36 g bullet, speed of 350 m/s strikes a 8 cm fence post. It is retarded by an average Force is 3.6 x 10^{6} N while going through the post.

a. Speed of bullet when it emerges?
b. How many boards could the bullet penetrate?

Homework Equations

v^{2}=v^{2}_{0}+2a\Deltax
F=ma
collision equations, maybe?

The Attempt at a Solution

I took the equation F=ma and plugged in (3.6x10^{6})=(.03 kg)a and then got a=1.0x10^{8} m/s^{2}.
I then plugged that into this equation, v^{2}=v^{2}_{0}+2a\Deltax and got
v^{2}= (350 m/s)^{2} + 2(1.0x10^{8} m/s^{2})(.08 m)
but the v I calculated is a bigger velocity than when the bullet started.
so...what is going wrong here? thank you so much in advance :)

 

[Siracuse]

Homework Statement

It is retarded by an average Force is 3.6 x 10^{6} N while going through the post.

Given an x-axis,

-------------------------------->x
Vector v, that is the speed of the bullet, goes along with x.
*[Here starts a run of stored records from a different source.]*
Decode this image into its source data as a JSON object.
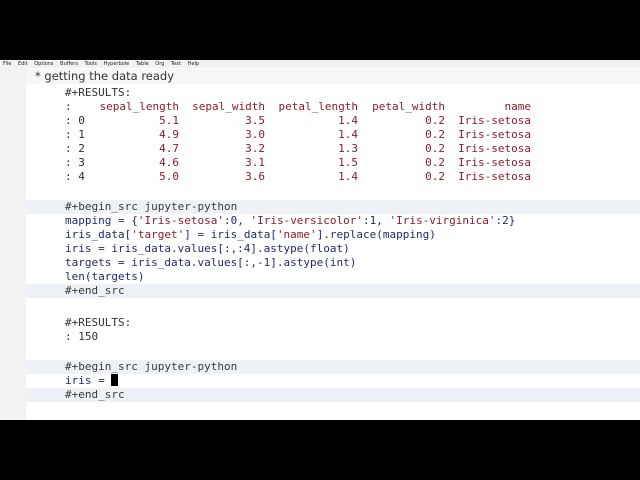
{
  "menu": [
    "File",
    "Edit",
    "Options",
    "Buffers",
    "Tools",
    "Hyperbole",
    "Table",
    "Org",
    "Text",
    "Help"
  ],
  "heading": "* getting the data ready",
  "results1": {
    "label": "#+RESULTS:",
    "header": {
      "prefix": ":",
      "cols": [
        "sepal_length",
        "sepal_width",
        "petal_length",
        "petal_width",
        "name"
      ]
    },
    "rows": [
      {
        "idx": ": 0",
        "vals": [
          "5.1",
          "3.5",
          "1.4",
          "0.2",
          "Iris-setosa"
        ]
      },
      {
        "idx": ": 1",
        "vals": [
          "4.9",
          "3.0",
          "1.4",
          "0.2",
          "Iris-setosa"
        ]
      },
      {
        "idx": ": 2",
        "vals": [
          "4.7",
          "3.2",
          "1.3",
          "0.2",
          "Iris-setosa"
        ]
      },
      {
        "idx": ": 3",
        "vals": [
          "4.6",
          "3.1",
          "1.5",
          "0.2",
          "Iris-setosa"
        ]
      },
      {
        "idx": ": 4",
        "vals": [
          "5.0",
          "3.6",
          "1.4",
          "0.2",
          "Iris-setosa"
        ]
      }
    ]
  },
  "src1": {
    "begin": "#+begin_src jupyter-python",
    "lines": [
      "mapping = {'Iris-setosa':0, 'Iris-versicolor':1, 'Iris-virginica':2}",
      "iris_data['target'] = iris_data['name'].replace(mapping)",
      "iris = iris_data.values[:,:4].astype(float)",
      "targets = iris_data.values[:,-1].astype(int)",
      "len(targets)"
    ],
    "end": "#+end_src"
  },
  "results2": {
    "label": "#+RESULTS:",
    "value": ": 150"
  },
  "src2": {
    "begin": "#+begin_src jupyter-python",
    "line": "iris = ",
    "end": "#+end_src"
  }
}
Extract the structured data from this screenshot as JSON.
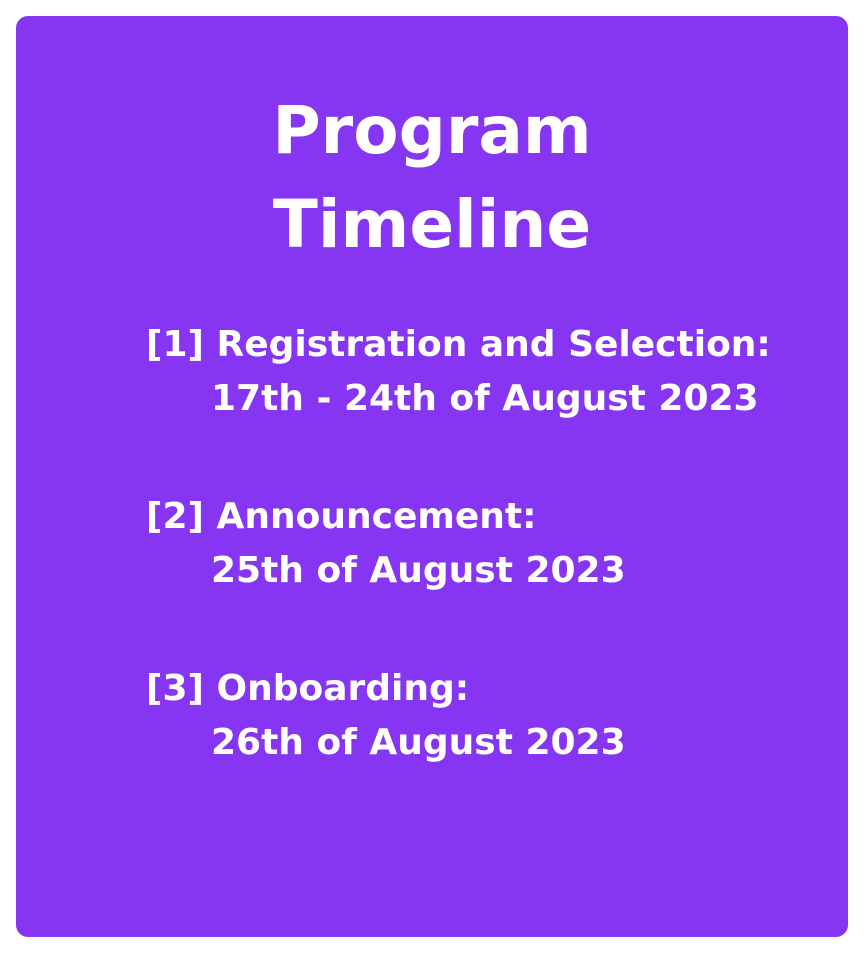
{
  "card": {
    "title_line1": "Program",
    "title_line2": "Timeline",
    "background_color": "#8636f2"
  },
  "timeline": [
    {
      "label": "[1] Registration and Selection:",
      "date": "17th - 24th of August 2023"
    },
    {
      "label": "[2] Announcement:",
      "date": "25th of August 2023"
    },
    {
      "label": "[3] Onboarding:",
      "date": "26th of August 2023"
    }
  ]
}
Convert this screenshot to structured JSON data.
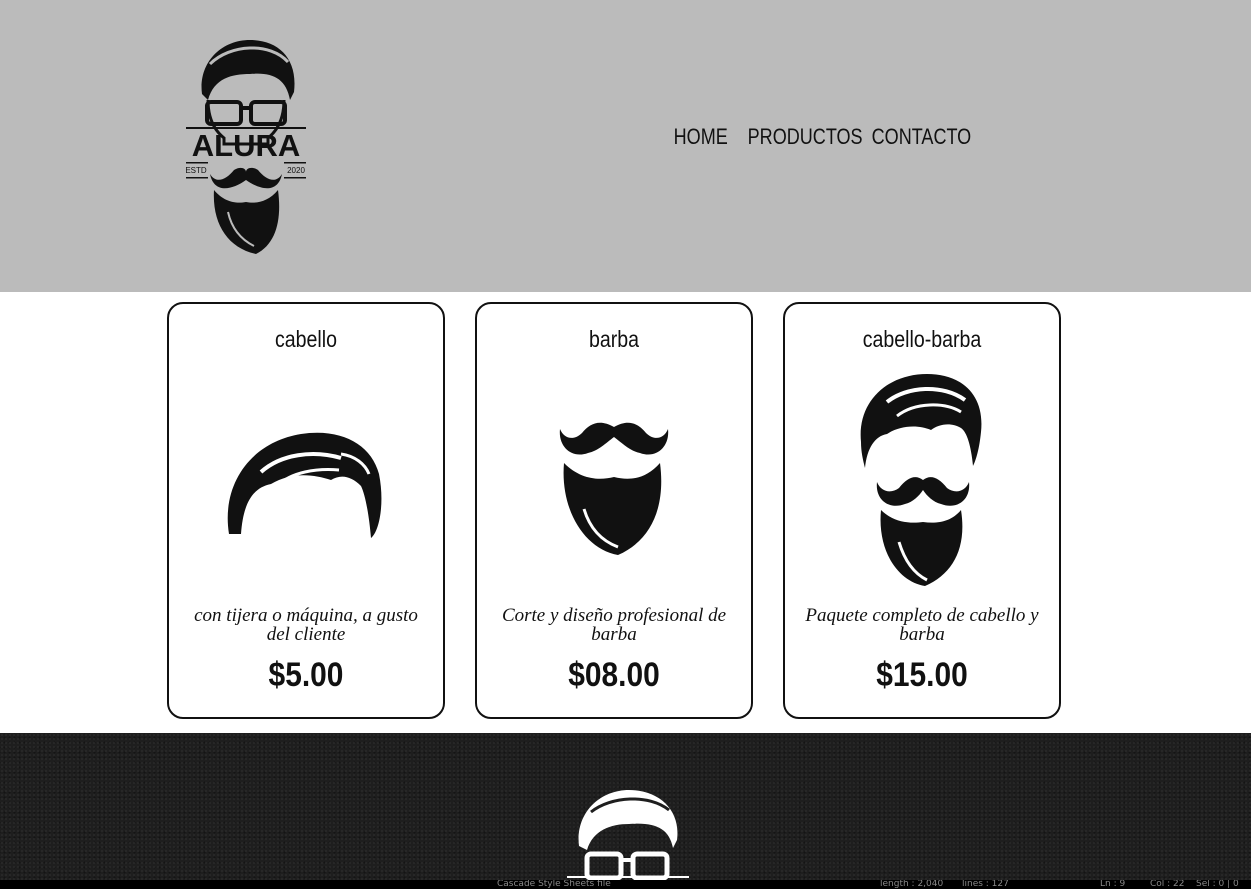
{
  "header": {
    "logo": {
      "brand": "ALURA",
      "left_text": "ESTD",
      "right_text": "2020"
    },
    "nav": [
      {
        "label": "HOME"
      },
      {
        "label": "PRODUCTOS"
      },
      {
        "label": "CONTACTO"
      }
    ]
  },
  "products": [
    {
      "title": "cabello",
      "description": "con tijera o máquina, a gusto del cliente",
      "price": "$5.00",
      "image": "hair-icon"
    },
    {
      "title": "barba",
      "description": "Corte y diseño profesional de barba",
      "price": "$08.00",
      "image": "beard-icon"
    },
    {
      "title": "cabello-barba",
      "description": "Paquete completo de cabello y barba",
      "price": "$15.00",
      "image": "hair-and-beard-icon"
    }
  ],
  "statusbar": {
    "file_type": "Cascade Style Sheets file",
    "length": "length : 2,040",
    "lines": "lines : 127",
    "position": "Ln : 9",
    "col": "Col : 22",
    "sel": "Sel : 0 | 0"
  }
}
The force F that retards(sp?) the bullet is in the opposite direction. In your equations, you're assuming F is positive.

 

[88elephants]

Ah, it's always the positives and negatives. Thanks.

for part b, I am just going to use the same equation, with the delta x as the variable to be found, setting the final velocity to 0?
so, setting that up, it would be

v^{2}=v^{2}_{0}+2a\Deltax

0= (350 m/s)^{2} - 2(1.0 x 10^{6}) (\Deltax)

and then using that number, dividing it by the 8 cm known of the thickness of the post, ending up with the answer...

 

[Siracuse]

Yeah, your logic is right. You can always use the other formulas for accelerated motion, but that's the easy way out.